The Church in Mexico, with deep faith in Christ the King and Our Lady of Guadalupe, searches valiantly with the Church in the United States for ways to collaborate and to respond to the crisis affecting Mexican society. The Church does so despite the threats of violence targeted against her priests, religious and lay workers.
Travelling to Mexico from June 15 through June 19, Archbishop Thomas Wenski and Bishop Oscar Cantú heard of the crucial pastoral work of the Church in Mexico, and offered their support. The visit included significant discussions with key bishops and staff members of the Mexican Bishops’ Conference (CEM). Pertinent U.S. and other governmental officials and members of Mexican civil society were consulted as well.
The bishops visited a migrant assistance facility in Huehuetoca, where refugees are provided food, clothing and medical care. They also journeyed to the historic cathedral in Cuernavaca, learning first-hand of the assistance provided to the poor and marginalized by the Diocese. Mass was celebrated at the Basilica of Our Lady of Guadalupe, where the beautiful tilma, or shawl, worn by Saint Juan Diego, bearing the miraculous imprint of the Blessed Mother, is preserved and venerated. An earlier visit to the home of this saint in Cuatitlán provided perspective on the profound religious and cultural prominence of the message of Our Lady of Guadalupe for Mexico and all the Americas.
The bishops heard of the impressive work undertaken on behalf of the Archdiocese of Acapulco in providing support to victims of violence and their relatives. One mother movingly described the tragic loss of her teen-aged daughter, murdered by neighborhood friends corrupted by the culture of cruelty and impunity that pervades much of Mexican society. She and other grieving parents eloquently testified to the crucial role of the Church in providing counseling, community and compassion in these sorrowful circumstances.

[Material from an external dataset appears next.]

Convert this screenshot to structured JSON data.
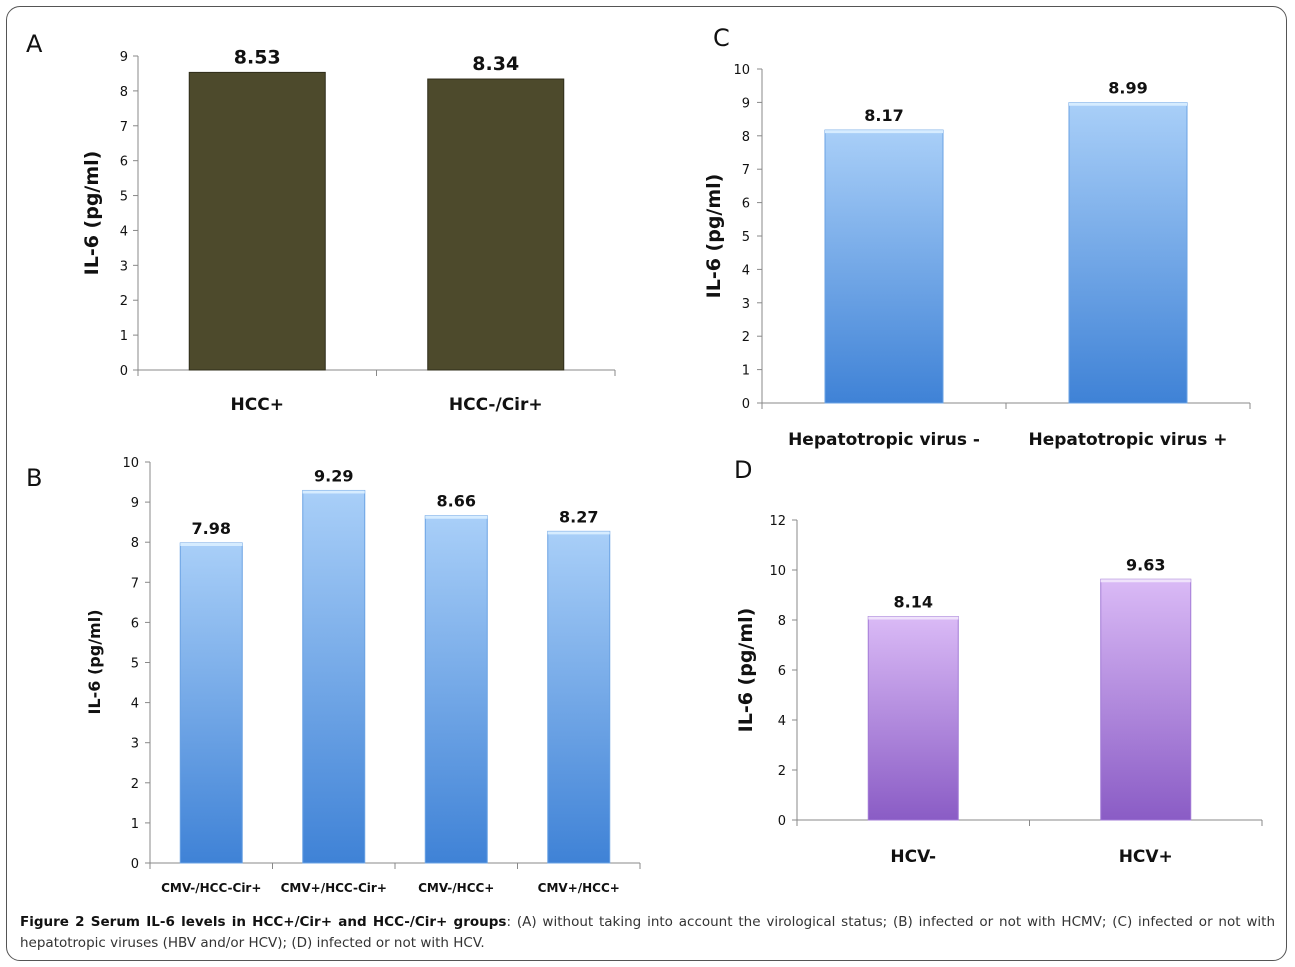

Archbishop Wenski and Bishop Cantú participated in a press conference held jointly with key bishops from the CEM, where hopes for continued dialogue and collaboration were discussed. As a result, a new relationship has dawned between the committees and offices of the USCCB and of the CEM that address topics of justice and peace. Many issues need to be considered in a collaborative manner between the two respective Conferences. A visit to the United States by a delegation of bishops and staff from the CEM is expected to continue this process of collaboration. Permanent communication between the two bodies will also be realized, using Skype, telephone, e-mail and the electronic sharing of documents. In this way, analyses and reflections on issues, problems or matters of common interest will be exchanged.
Pastoral challenges remain great in Mexico, but the courageous actions of the Church in that country merit the unhesitating support and diligent efforts of the Church in our country. A clear lesson derived from this journey was the importance of the Church’s accompaniment of her people in Mexico, through her many charitable activities, educational outreach and pastoral services. Greater collaboration on policy recommendations and effective governmental communication will be a component of this dialogue. Our peoples share a common border and history, bearing mutual responsibility to enhance the life, dignity and humanity of our citizens. United in this endeavor, and guided by Our Savior and His Blessed Mother, we can strive, through our prayers and our actions, to bring these efforts to a blessed and successful conclusion.
Anthony Granado is a policy advisor for the Office of Domestic Social Development and Richard Coll is a policy advisor for the Office of International Justice and Peace at the United States Conference of Catholic Bishops.